Air India has launched a direct, thrice-weekly flight from New Delhi to Tel Aviv, ending decades of Saudi ban on the use of its airspace for flying to and from Israel.
The negotiations started since 2016 when the Tourism Ministry Director-General met in India with the CEO of Air India, the country’s national carrier, and presented him with the business potential inherent in opening a direct route to Israel.
At this stage, Air India will receive a €750,000 grant only for its first year of activity. The entire budget is to be devoted to marketing efforts to encourage Indian tourism to Israel. Billboards are already being placed in various cities in India with the caption, “Begin Your Journey to Israel.” Ticket prices begin at 35,000 rupees (£380) .
This new route will shorten the duration of the flight by 2 hours since El Al, the Israeli Airline, is forced to detour over the Red Sea and around the Arabian Peninsula on its India service to avoid Saudi and Iranian airspace. This provides Air India with an unfair advantage since this would enable them to price round tickets at $700.
El Al wants to get permission to fly to India via Saudi airspace and has complained to the International Civil Aviation Authority that Saudi Arabia would violate UN-sanctioned regulations should it allow Indian planes to fly through its airspace en route to Israel without granting the same access to Israeli flight companies.
On the positive side, this highlights the stronger diplomatic bonds between Israel and India and the potential political breakthrough between Israel and their Arab neighbours, in this case, Saudi Arabia.
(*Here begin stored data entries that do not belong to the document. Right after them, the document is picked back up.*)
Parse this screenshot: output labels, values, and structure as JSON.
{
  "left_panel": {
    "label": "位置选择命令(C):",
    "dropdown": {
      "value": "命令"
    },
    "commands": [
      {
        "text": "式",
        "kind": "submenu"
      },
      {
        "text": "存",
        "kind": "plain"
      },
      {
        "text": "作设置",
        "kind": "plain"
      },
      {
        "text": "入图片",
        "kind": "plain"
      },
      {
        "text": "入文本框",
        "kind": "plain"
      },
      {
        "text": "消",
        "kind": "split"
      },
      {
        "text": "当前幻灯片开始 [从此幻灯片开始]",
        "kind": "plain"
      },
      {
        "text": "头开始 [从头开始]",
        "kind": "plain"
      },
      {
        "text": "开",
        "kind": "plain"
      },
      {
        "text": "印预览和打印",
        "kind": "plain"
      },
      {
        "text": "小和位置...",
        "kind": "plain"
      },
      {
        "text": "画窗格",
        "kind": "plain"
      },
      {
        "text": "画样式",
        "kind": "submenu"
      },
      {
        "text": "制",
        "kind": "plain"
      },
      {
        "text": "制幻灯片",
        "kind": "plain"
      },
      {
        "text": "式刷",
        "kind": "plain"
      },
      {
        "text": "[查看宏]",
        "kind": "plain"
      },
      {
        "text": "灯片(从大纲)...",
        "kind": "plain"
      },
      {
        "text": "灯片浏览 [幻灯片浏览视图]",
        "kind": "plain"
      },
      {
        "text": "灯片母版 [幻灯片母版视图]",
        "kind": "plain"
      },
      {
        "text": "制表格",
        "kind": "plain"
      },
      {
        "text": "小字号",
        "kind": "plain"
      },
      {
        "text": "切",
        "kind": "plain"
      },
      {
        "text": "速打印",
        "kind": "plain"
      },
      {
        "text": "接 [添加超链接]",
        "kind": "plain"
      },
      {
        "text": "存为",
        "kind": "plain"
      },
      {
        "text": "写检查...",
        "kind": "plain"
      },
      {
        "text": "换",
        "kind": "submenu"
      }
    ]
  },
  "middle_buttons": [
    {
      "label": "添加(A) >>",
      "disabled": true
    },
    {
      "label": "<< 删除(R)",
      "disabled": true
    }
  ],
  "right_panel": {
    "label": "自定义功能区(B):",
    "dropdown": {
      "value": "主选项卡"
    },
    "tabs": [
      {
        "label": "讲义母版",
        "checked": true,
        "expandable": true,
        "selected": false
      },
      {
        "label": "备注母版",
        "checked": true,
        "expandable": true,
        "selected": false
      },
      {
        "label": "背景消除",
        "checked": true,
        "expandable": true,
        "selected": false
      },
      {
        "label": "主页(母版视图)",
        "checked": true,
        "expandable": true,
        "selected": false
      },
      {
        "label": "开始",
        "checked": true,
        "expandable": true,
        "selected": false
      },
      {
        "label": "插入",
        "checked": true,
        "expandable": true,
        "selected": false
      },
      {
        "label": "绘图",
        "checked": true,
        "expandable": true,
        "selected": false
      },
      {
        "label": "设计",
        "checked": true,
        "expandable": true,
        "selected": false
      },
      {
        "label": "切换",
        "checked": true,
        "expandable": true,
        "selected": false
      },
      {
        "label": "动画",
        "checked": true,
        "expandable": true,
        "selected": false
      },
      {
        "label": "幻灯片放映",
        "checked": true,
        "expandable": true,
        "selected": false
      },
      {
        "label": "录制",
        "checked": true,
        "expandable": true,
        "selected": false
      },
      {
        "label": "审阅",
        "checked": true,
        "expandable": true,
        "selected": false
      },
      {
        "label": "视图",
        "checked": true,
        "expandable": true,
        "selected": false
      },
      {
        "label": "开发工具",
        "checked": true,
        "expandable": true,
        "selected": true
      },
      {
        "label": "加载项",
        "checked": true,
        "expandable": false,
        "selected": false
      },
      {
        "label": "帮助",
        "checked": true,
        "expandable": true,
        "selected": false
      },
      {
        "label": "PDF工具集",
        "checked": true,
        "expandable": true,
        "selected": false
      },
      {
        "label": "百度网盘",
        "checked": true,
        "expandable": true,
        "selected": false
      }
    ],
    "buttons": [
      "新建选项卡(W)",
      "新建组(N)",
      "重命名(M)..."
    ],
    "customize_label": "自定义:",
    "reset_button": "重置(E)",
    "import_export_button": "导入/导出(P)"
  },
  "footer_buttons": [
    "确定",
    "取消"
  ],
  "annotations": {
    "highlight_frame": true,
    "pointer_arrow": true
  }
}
Narendra Modi became the first Indian prime minister to visit Israel last year and has pushed for investment, technology cooperation and closer defense ties between the two countries.
Also, India’s tourism to Israel significantly increased 47% in 2017 as opposed to 2015.
On the other hand, Riyadh has maintained public silence about suggestions the kingdom has covert relations with Israel, but Netanyahu said earlier this month in Washington that Israel and the Arab states have “never been closer.”
“Most of the states in our region know — they know very well, believe me — that Israel is not their enemy, but their indispensable ally in confronting our common challenges and seizing our common opportunities,” Netanyahu also said at a public event in the US capital.